L'Empereur, traversant une foule de prisonniers ennemis, un colonel autrichien témoignait son étonnement de voir l'Empereur des Français trempé, couvert de boue, autant et plus fatigué que le dernier tambour de l'armée; un de ses aides de camp lui ayant expliqué ce que disait l'officier autrichien, l'Empereur lui fit répondre : "Votre maître a voulu me faire ressouvenir que j'étais un soldat; j'espère qu'il conviendra que le trône et la pourpre impériale ne m'ont pas fait oublier mon premier métier."

Le spectacle que l'armée offrait dans la journée du 23(15 octobre) était vraiment intéressant.

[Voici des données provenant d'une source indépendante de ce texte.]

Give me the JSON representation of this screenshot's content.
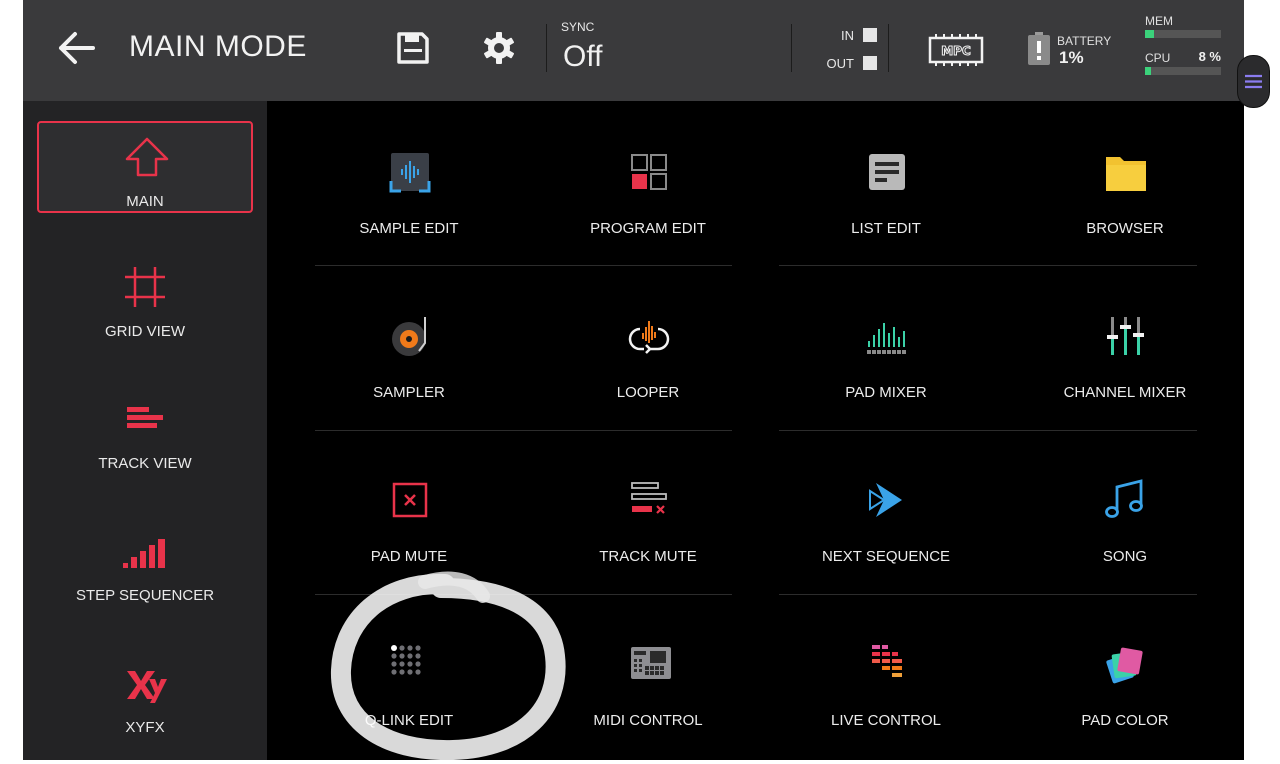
{
  "header": {
    "title": "MAIN MODE",
    "sync_label": "SYNC",
    "sync_value": "Off",
    "in_label": "IN",
    "out_label": "OUT",
    "mpc_badge": "MPC",
    "battery_label": "BATTERY",
    "battery_value": "1%",
    "mem_label": "MEM",
    "mem_level": 0.12,
    "cpu_label": "CPU",
    "cpu_value": "8 %",
    "cpu_level": 0.08
  },
  "sidebar": {
    "items": [
      {
        "label": "MAIN",
        "icon": "home-arrow-icon"
      },
      {
        "label": "GRID VIEW",
        "icon": "grid-icon"
      },
      {
        "label": "TRACK VIEW",
        "icon": "track-bars-icon"
      },
      {
        "label": "STEP SEQUENCER",
        "icon": "step-bars-icon"
      },
      {
        "label": "XYFX",
        "icon": "xy-icon"
      }
    ],
    "active_index": 0
  },
  "grid": {
    "tiles": [
      {
        "label": "SAMPLE EDIT",
        "icon": "waveform-icon"
      },
      {
        "label": "PROGRAM EDIT",
        "icon": "program-grid-icon"
      },
      {
        "label": "LIST EDIT",
        "icon": "list-icon"
      },
      {
        "label": "BROWSER",
        "icon": "folder-icon"
      },
      {
        "label": "SAMPLER",
        "icon": "turntable-icon"
      },
      {
        "label": "LOOPER",
        "icon": "loop-icon"
      },
      {
        "label": "PAD MIXER",
        "icon": "pad-mixer-icon"
      },
      {
        "label": "CHANNEL MIXER",
        "icon": "faders-icon"
      },
      {
        "label": "PAD MUTE",
        "icon": "pad-mute-icon"
      },
      {
        "label": "TRACK MUTE",
        "icon": "track-mute-icon"
      },
      {
        "label": "NEXT SEQUENCE",
        "icon": "next-sequence-icon"
      },
      {
        "label": "SONG",
        "icon": "music-note-icon"
      },
      {
        "label": "Q-LINK EDIT",
        "icon": "qlink-dots-icon"
      },
      {
        "label": "MIDI CONTROL",
        "icon": "midi-controller-icon"
      },
      {
        "label": "LIVE CONTROL",
        "icon": "live-control-icon"
      },
      {
        "label": "PAD COLOR",
        "icon": "color-swatch-icon"
      }
    ]
  },
  "colors": {
    "accent_red": "#e8334a",
    "green": "#3bd27b",
    "blue": "#3aa3e8",
    "yellow": "#f2c230",
    "orange": "#f07a1a",
    "header_bg": "#3a3a3c",
    "sidebar_bg": "#232325"
  }
}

Depuis deux jours la pluie tombait à seaux, tout le monde était trempé; le soldat n'avait point eu de distributions; il était dans la boue jusqu'aux genoux; mais la vue de l'Empereur lui rendait la gaieté, et, du moment qu'il apercevait des colonnes entières dans le même état, il faisait retentir le cri de Vive l'Empereur !

On rapporte aussi que l'Empereur répondit aux officiers qui l'entouraient et qui admiraient comment, dans le moment le plus pénible, les soldats oublient toutes les privations et ne se montrent sensibles qu'au plaisir de le voir : « Ils ont raison, car c'est pour épargner leur sang que je leur fais essuyer de si grandes fatigues. »

L'Empereur, lorsque l'armée occupait les hauteurs qui dominent Ulm, fit appeler le prince de Liechtenstein, général major, enfermé dans cette place, pour lui faire connaître qu'il désirait qu'elle capitulât, lui disant que, s'il la prenait d'assaut, il serait obligé de ce qu'il avait fait à Jaffa, où la garnison fut passée au fil de l'épée; que c'était le triste droit de la guerre; qu'il voulait qu'on lui épargnât, et à la brave nation autrichienne, la nécessité d'un acte effrayant; que la place n'était pas tenable; qu'elle devait donc se rendre. Le prince insistait pour que les officiers et soldats eussent la faculté de retourner en Autriche. "Je l'accorde aux officiers et non aux soldats, a répondu l'Empereur; car, qui me garantira qu'on ne les fera point servir de nouveau ?  Puis, après avoir hésité un moment, il ajouta : "Eh bien ! je me fie à la parole du prince Ferdinand. S'il est dans la place, je veux lui donner une preuve de mon estime, et je lui accorde ce que vous me demandez, espérant que la cour de Vienne ne démentira pas la parole d'un d'un de ses princes." Sur ce que M. de Liechtenstein assura que le prince Ferdinand n'était point dans la place : "Alors je ne vois pas, dit l'Empereur, qui peut me garantir que les soldats que je vous renverrai ne serviront pas. 

Une brigade de 4,000 hommes occupe une porte de la ville d'Ulm. Dans la nuit du 24 au 25 (16 au 17 octobre), il y a eu un ouragan terrible; le Danube est tout à fait débordé et a rompu la plus grande partie de ses ponts, ce qui nous gêne beaucoup pour nos subsistances.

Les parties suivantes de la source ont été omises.